Eles estão sempre discutindo e decidindo a minha vida — a portas fechadas, na mesa de um café, na rodada de cerveja, no escuro do quarto. Não consigo acompanhar as andanças desses que discutem e decidem minha vida. Às vezes é pouca coisa — se ele mudasse o penteado… Se parasse de usar roupas de jovens… Se fosse consultar uma sortista… A essas coisas até que não dou muita importância — e isso também é motivo de discussão entre eles: se ele desse mais importância às pequenas coisas desse tipo… Muitas vezes nem fico sabendo o que foi discutido e decidido.

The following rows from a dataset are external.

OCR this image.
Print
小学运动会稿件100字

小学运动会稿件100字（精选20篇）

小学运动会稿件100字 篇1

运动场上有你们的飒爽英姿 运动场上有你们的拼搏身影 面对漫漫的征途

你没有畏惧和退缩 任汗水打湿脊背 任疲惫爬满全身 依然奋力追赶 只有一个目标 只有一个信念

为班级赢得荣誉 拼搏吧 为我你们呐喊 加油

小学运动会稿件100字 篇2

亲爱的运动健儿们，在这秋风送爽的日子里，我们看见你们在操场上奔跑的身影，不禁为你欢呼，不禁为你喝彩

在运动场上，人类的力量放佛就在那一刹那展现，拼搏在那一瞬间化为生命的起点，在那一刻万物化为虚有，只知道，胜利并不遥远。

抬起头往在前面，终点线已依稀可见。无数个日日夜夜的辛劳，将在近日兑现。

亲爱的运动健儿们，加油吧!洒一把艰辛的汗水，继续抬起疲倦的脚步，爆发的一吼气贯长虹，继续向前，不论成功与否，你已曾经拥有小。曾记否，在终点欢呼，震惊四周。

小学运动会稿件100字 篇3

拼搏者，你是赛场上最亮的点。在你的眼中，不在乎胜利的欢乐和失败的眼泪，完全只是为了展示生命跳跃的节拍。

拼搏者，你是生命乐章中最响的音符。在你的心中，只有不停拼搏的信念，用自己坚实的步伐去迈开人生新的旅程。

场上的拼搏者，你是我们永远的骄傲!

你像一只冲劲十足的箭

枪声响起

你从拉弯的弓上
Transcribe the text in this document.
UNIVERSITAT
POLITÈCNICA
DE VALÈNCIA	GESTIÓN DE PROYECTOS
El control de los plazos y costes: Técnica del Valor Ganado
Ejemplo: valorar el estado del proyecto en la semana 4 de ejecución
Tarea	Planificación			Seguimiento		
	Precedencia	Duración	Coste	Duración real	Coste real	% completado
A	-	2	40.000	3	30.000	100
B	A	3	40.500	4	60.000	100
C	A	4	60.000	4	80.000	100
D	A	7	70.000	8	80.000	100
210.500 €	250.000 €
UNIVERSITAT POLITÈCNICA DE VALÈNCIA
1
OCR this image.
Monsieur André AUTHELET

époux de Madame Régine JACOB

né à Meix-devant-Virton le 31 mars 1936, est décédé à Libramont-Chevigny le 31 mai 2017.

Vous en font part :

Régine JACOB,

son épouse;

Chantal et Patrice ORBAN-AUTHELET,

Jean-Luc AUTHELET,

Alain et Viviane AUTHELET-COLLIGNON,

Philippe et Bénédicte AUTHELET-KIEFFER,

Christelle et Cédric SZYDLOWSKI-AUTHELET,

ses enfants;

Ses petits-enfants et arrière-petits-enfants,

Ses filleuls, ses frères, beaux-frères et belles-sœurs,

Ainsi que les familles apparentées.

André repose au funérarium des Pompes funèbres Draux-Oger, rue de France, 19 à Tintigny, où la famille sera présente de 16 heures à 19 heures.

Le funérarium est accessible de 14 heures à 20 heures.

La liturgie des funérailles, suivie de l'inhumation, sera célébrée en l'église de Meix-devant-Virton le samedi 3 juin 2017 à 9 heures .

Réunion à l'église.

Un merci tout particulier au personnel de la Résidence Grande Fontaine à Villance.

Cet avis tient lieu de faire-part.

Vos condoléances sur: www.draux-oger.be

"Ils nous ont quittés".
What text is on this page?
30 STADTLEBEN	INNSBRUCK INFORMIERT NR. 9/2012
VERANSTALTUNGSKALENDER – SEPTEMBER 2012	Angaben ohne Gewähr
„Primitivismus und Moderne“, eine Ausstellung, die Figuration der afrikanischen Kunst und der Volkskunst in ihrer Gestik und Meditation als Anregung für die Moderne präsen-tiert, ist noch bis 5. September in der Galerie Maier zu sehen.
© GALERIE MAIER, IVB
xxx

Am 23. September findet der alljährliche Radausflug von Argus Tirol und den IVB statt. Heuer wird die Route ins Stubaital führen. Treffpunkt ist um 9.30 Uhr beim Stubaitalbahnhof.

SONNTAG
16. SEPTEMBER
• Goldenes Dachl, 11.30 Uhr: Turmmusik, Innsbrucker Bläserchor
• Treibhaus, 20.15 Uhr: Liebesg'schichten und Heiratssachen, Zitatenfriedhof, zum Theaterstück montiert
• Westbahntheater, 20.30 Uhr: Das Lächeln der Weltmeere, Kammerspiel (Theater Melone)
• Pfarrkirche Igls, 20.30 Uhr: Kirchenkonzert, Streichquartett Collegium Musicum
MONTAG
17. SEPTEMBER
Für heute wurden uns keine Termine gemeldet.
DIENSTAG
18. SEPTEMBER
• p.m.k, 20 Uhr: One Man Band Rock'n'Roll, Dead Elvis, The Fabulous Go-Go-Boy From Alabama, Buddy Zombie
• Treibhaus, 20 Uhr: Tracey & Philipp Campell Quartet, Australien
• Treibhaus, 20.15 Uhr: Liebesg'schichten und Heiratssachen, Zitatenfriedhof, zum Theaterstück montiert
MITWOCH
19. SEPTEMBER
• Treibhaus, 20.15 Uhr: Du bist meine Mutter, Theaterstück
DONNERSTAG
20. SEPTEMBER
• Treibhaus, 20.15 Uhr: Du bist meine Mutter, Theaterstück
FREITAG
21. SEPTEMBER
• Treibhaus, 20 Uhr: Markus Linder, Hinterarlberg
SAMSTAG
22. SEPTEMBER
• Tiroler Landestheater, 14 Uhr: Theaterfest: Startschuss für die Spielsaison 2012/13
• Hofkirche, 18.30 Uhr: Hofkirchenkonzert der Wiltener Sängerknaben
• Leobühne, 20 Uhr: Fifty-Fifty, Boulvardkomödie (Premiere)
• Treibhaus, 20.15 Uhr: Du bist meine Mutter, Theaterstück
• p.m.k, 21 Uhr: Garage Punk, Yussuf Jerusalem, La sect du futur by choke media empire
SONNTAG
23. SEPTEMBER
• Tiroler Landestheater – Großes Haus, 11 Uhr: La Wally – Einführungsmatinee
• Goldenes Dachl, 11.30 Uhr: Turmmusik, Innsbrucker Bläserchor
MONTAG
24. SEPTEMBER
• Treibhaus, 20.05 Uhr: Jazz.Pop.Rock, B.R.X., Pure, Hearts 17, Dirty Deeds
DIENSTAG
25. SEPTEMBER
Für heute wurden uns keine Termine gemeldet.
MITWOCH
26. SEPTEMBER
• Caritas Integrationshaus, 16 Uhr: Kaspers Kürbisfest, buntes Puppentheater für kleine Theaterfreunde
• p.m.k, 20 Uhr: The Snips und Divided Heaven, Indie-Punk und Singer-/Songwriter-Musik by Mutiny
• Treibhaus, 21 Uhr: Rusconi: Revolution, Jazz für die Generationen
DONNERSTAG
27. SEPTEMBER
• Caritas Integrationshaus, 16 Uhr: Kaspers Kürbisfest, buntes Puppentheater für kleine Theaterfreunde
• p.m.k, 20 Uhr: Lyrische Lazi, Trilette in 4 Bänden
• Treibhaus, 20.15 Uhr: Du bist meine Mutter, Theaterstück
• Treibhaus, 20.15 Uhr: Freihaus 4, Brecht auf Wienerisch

Só colho olhares atravessados, sorrisos forçados, gestos dissimulados e indiferença. A massacrante indiferença! E sinais — sim, sinais! Eles fazem questão de me dizer você não prestou atenção aos sinais que enviamos. Sinais — um dia sem palavras, um trancar de porta, a falta de convite para a festa, a roupa íntima nova, a demora para atender ao telefonema. Benditos e silenciosos sinais! O ar fica pesado e frio. Quando o assunto é mais sério, envolve decisões drásticas e exige imediata tomada de decisão — e ação — me chamam — sem palavras, só com gestos — a uma sala preparada para o momento. Até jarra de água e copos estão à espera. Nem precisariam falar nada, dar ordens ou fazer a acusação final. O aparato já me faz ver que fui condenado e terei de cumprir a pena. Pode ser demissão, rebaixamento de cargo, fim de uma relação amorosa ou cessação de algum benefício por eles concedido anteriormente. Já conheço o teor da peroração — é sempre para o meu bem — os desejos explícitos — boa sorte, tudo vai se ajeitar. Fique bem! Nem as palavras eles conseguem mudar. E nem precisariam — seria muito esforço para o mesmo final.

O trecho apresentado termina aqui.